Aksi borong-memborong kembali digelar pekan berikutnya. Pada 21 September, Kementerian Keuangan menarik delapan seri obligasi negara seharga Rp 2,082 triliun, dari 12 seri obligasi negara yang ditawarkan senilai Rp 12,389 triliun. Besoknya, ditarik dua seri SUN senilai Rp 363 miliar. Hari berikutnya, ditebus lagi Rp 11,786 miliar. Total jenderal, pemerintah telah menggelontorkan dana Rp 3,13 triliun untuk menstabilkan pasar Surat Utang Negara.

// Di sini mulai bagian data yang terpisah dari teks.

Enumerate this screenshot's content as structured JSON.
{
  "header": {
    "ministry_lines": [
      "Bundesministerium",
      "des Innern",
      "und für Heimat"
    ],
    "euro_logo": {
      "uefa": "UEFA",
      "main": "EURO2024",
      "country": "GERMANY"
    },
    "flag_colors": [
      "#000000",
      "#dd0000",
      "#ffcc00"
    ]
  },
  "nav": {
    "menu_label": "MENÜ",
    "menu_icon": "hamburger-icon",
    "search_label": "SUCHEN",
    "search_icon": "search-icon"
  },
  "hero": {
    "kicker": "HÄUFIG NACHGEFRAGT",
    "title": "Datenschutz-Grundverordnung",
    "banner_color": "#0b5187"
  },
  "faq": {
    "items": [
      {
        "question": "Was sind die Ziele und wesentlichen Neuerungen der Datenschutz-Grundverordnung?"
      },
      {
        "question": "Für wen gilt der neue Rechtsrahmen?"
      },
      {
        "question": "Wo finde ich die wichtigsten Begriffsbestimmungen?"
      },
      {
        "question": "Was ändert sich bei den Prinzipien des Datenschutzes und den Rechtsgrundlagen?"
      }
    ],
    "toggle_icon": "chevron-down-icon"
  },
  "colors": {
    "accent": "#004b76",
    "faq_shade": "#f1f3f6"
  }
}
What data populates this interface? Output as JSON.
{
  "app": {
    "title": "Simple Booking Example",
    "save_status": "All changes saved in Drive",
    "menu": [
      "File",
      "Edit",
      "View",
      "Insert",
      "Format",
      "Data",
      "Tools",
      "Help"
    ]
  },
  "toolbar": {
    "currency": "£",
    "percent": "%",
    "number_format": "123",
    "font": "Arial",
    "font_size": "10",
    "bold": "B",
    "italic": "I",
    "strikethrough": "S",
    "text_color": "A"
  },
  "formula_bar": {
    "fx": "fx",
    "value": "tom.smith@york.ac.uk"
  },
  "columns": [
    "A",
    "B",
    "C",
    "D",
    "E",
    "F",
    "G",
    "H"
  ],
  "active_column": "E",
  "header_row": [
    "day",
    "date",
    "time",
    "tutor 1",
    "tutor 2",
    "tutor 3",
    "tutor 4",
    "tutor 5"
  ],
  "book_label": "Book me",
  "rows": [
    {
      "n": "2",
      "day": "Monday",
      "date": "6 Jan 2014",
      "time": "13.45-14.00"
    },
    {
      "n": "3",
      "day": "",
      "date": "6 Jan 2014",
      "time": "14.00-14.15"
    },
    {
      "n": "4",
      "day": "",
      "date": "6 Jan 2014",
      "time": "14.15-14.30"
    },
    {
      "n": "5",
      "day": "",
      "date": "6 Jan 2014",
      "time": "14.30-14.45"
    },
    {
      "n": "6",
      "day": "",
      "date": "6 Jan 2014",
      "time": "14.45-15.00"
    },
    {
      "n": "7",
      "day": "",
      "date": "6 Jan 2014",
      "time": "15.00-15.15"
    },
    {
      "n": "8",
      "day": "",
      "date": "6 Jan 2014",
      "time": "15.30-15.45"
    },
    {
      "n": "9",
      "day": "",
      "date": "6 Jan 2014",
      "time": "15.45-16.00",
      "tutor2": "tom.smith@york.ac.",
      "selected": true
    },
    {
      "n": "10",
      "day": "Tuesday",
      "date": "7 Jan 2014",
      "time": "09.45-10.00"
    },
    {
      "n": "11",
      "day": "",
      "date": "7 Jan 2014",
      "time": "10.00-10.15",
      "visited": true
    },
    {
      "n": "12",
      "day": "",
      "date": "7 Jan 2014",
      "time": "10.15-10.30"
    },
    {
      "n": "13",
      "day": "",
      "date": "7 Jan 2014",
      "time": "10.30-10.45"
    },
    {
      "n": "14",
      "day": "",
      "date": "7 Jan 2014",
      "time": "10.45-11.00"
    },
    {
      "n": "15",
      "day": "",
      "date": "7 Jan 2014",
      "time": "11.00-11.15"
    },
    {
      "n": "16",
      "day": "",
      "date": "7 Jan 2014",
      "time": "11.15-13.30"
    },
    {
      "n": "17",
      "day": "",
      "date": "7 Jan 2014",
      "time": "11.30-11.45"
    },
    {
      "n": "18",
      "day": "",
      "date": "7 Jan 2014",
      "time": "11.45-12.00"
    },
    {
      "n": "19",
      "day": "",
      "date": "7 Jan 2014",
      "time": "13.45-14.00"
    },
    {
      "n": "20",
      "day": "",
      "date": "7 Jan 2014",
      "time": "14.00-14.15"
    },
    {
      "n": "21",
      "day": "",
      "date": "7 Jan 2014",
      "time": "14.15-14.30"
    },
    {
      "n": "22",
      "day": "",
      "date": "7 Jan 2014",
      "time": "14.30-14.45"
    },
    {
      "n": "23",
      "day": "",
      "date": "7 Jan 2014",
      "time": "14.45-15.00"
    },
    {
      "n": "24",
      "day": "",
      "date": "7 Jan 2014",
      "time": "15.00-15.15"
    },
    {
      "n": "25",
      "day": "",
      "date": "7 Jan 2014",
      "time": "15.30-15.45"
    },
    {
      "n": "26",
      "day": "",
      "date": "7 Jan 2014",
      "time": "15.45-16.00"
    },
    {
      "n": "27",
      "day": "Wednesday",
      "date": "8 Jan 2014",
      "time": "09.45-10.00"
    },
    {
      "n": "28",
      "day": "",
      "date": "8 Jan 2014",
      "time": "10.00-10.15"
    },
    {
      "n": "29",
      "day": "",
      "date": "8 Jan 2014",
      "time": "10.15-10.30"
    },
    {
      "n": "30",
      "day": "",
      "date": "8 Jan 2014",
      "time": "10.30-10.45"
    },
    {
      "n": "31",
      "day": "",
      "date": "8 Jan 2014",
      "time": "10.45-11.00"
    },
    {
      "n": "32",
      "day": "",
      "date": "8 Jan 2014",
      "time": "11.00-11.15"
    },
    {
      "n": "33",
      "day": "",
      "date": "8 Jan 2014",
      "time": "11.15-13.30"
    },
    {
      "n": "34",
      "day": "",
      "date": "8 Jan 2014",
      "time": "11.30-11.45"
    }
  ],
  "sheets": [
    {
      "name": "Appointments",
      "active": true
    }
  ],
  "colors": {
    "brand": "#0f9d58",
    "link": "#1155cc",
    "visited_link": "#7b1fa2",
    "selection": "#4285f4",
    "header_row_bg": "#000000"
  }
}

Bank Indonesia ikut turun tangan dengan memborong obligasi negara. Awalnya, bank sentral menyerap Rp 1,74 triliun. Pekan berikutnya disedot lagi Rp 1,2 triliun. Lantas Rp 230 miliar. Alhasil, kepemilikan obligasi negara milik Bank Indonesia melonjak. Statistik Direktorat Jenderal Pengelolaan Utang menunjukkan obligasi negara yang dipegang Bank Indonesia per 16 September cuma Rp 3,77 triliun. Sepuluh hari berikutnya sudah menggelembung menjadi Rp 10,75 triliun. Itu berarti, BI telah menghabiskan Rp 6,98 triliun untuk menstabilkan rupiah, dalam tempo kurang dari dua pekan. Hasilnya, rupiah yang sempat melemah ke level Rp 9.100 per dolar menguat lagi menjadi Rp 8.750 per dolar.
Menurut Rahmat, pasar saham dan pasar obligasi membaik ketika status waspada dicabut. Investor asing kembali berdatangan. Pada 7 Oktober lalu, posisi beli asing (bersih) tercatat Rp 2,7 triliun dalam sehari. Imbal hasil obligasi negara bertenor sepuluh tahun-obligasi acuan-telah turun menjadi 6,47 persen, Rabu pekan lalu, dari sebelumnya 7,4 persen. "Ini yang menyebabkan kami beranggapan, kondisi sudah pulih," kata Rahmat, "makanya ORI 008 dikeluarkan."
Namun bukan itu saja yang membikin pemerintah percaya diri. ORI 008, kata dia, memang punya sederet keunggulan dibanding beberapa instrumen investasi lain yang setara (lihat tabel). Apalagi sasaran ORI pemodal retail, bukan investor institusi. Makanya, pembayaran kupon pun diberikan bulanan, bukan per semester, seperti obligasi negara umumnya.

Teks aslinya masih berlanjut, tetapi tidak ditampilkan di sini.